Avant qu'elle n'est eut le temps de comprendre ce qu'il venait de se passer, l'homme s'approcha, menaçant et souriant. D'instinct, Davita recula contre la falaise de Jilimaro, les yeux exorbités par la peur. Jamais elle n'avait eut peur d'un humain...et celui la n'avait presque rien d'humain !
-Tu dois me comprendre, il me faut quelqu'un pour servir de monnaie d'échange ! Si je ne puis arriver à mes fins de cette façon, je serais contraint de...oh, mais tu le saura bien assez tôt.

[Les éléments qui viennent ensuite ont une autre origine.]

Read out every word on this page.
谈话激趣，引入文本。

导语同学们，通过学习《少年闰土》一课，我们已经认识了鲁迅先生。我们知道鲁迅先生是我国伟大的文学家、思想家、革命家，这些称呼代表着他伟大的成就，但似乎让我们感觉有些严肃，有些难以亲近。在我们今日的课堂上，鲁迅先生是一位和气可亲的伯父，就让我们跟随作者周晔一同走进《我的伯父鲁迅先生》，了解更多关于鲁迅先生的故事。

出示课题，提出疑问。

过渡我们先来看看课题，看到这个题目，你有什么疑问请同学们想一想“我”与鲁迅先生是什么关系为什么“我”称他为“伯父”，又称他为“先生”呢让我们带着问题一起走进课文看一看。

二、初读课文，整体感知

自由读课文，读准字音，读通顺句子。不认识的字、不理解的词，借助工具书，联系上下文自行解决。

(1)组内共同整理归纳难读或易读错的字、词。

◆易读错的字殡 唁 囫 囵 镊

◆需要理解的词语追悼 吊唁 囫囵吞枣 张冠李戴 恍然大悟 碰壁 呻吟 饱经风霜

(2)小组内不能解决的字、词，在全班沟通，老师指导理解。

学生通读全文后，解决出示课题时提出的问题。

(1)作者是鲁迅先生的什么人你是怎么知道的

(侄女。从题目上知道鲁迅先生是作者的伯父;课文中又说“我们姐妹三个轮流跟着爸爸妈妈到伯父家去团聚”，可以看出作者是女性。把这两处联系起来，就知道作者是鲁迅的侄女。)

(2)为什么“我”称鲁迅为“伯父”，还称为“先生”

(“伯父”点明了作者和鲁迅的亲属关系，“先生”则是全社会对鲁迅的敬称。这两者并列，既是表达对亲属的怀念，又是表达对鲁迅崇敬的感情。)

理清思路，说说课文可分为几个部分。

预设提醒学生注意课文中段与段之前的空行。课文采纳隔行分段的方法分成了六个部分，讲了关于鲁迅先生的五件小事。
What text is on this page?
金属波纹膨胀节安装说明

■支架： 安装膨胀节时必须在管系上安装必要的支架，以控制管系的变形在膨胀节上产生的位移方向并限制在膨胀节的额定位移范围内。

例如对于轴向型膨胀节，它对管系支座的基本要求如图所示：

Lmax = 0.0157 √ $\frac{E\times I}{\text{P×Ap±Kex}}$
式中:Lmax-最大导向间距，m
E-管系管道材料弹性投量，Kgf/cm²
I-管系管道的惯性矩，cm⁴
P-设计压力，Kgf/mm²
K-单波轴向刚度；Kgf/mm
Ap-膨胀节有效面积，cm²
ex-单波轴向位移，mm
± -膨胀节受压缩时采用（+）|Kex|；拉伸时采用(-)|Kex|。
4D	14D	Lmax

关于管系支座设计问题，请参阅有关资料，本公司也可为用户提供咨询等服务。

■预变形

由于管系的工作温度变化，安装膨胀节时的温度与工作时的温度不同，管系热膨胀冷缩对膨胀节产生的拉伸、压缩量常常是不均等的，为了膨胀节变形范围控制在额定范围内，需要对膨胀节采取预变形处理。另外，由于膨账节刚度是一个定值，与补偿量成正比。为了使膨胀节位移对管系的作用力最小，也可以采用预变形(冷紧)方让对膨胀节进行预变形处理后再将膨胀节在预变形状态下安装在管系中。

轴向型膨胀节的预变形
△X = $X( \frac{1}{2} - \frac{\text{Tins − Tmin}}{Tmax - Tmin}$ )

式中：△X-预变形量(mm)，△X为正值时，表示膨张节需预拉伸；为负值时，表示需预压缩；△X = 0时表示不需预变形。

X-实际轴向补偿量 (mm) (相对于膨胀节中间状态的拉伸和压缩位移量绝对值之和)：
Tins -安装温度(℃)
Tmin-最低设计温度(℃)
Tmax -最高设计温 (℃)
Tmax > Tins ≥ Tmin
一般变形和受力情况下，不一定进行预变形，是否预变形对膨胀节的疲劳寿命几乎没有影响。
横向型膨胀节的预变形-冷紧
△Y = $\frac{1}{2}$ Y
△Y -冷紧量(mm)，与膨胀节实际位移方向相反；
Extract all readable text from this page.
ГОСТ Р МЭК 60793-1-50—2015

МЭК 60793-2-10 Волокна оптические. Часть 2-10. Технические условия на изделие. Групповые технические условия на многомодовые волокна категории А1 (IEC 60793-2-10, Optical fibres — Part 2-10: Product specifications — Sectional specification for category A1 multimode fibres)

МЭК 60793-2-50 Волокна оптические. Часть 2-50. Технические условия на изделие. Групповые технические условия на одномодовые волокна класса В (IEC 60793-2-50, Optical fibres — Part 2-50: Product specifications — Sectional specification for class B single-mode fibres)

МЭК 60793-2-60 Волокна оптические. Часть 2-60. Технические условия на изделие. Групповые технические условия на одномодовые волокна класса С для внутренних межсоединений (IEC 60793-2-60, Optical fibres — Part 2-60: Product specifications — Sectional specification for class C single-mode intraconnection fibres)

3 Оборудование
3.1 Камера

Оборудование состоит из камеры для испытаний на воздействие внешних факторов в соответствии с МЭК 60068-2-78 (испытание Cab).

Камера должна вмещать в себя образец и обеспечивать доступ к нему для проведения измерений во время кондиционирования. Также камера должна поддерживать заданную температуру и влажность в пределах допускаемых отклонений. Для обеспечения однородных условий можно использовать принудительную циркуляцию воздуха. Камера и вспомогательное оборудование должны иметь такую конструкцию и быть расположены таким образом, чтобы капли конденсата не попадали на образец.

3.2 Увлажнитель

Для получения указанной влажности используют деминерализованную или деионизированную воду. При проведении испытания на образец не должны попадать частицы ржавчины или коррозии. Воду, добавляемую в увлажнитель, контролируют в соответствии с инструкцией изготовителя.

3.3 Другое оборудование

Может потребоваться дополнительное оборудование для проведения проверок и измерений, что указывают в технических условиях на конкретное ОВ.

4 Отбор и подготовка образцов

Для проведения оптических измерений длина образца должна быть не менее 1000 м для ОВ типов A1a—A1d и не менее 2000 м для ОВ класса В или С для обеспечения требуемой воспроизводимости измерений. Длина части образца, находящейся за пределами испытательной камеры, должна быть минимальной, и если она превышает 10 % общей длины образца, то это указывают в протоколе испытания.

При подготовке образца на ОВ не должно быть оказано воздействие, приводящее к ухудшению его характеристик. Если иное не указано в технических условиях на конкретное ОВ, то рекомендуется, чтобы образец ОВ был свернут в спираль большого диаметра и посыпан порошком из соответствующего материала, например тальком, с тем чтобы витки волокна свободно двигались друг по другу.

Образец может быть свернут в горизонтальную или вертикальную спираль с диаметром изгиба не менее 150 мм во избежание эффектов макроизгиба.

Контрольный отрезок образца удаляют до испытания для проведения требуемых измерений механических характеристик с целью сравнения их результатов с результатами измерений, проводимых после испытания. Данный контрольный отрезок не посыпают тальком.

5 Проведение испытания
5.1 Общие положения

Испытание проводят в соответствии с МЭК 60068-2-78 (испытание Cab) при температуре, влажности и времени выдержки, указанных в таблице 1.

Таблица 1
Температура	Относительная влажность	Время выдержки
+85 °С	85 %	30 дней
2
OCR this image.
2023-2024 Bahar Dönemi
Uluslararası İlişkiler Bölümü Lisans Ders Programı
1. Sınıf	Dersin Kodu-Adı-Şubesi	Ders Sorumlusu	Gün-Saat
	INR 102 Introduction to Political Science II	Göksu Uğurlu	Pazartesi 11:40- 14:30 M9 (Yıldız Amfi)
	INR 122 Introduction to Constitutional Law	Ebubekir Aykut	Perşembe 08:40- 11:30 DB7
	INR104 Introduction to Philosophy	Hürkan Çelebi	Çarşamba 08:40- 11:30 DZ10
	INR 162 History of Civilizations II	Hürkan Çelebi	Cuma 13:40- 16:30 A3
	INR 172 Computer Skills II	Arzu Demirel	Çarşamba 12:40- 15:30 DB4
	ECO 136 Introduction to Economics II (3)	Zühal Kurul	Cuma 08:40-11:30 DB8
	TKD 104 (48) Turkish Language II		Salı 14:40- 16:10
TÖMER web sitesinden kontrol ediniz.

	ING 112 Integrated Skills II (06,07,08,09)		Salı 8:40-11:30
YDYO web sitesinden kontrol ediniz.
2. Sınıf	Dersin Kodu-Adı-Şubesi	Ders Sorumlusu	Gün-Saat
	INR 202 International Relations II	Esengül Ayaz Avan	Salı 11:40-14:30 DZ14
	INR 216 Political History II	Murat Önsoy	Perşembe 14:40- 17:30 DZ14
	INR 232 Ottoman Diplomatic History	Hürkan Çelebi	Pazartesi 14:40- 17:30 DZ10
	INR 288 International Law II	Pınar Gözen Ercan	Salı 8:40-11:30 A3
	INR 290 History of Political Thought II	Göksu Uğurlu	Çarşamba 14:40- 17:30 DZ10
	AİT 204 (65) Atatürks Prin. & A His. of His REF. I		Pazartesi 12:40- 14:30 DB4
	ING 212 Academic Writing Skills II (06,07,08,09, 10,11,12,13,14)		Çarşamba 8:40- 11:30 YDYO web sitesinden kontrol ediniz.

Tout en disant cela, il avait imposé sa lourde main sur le front de la jeune Navïn qui tremblait comme une feuille. Elle sentie alors quelque chose...comme une flèche qui perçait son crâne...ou plutôt à couteau qui l'ouvrait largement pour mettre ses chairs à vifs ! S'ensuivit alors une horrible douleur, alors que Davita hurlait, le corps secouait de spasmes. Heureusement que son corps ne pu tenir cette douleur très longtemps, lui faisant perdre connaissance...autrement, elle en serait devenue folle !
**
Le visage de Davita disparut, tandis que les flammes reprenaient leur tranquillité, achevant les restes de bois secs qui leur restaient. Suivit du regard par le jeune berger, Jonathan prit son temps pour nourrir le feu avant de se rassoire, reformant le cercle du camp. Seule la pauvre Davita n'y assistait pas, se reposant à part contre une souche propre, la cape de Tenak sur son corps. Le jeune berger était si désolé de ce qu'il avait fait qu'il faillit fondre en larme...mais il ne pouvait le faire devant Jonathan...le défunt Jonathan qui, en fait, allait très bien finalement ! C'était presque un rêve, un très beau rêve qui dissipait enfin les ténèbres !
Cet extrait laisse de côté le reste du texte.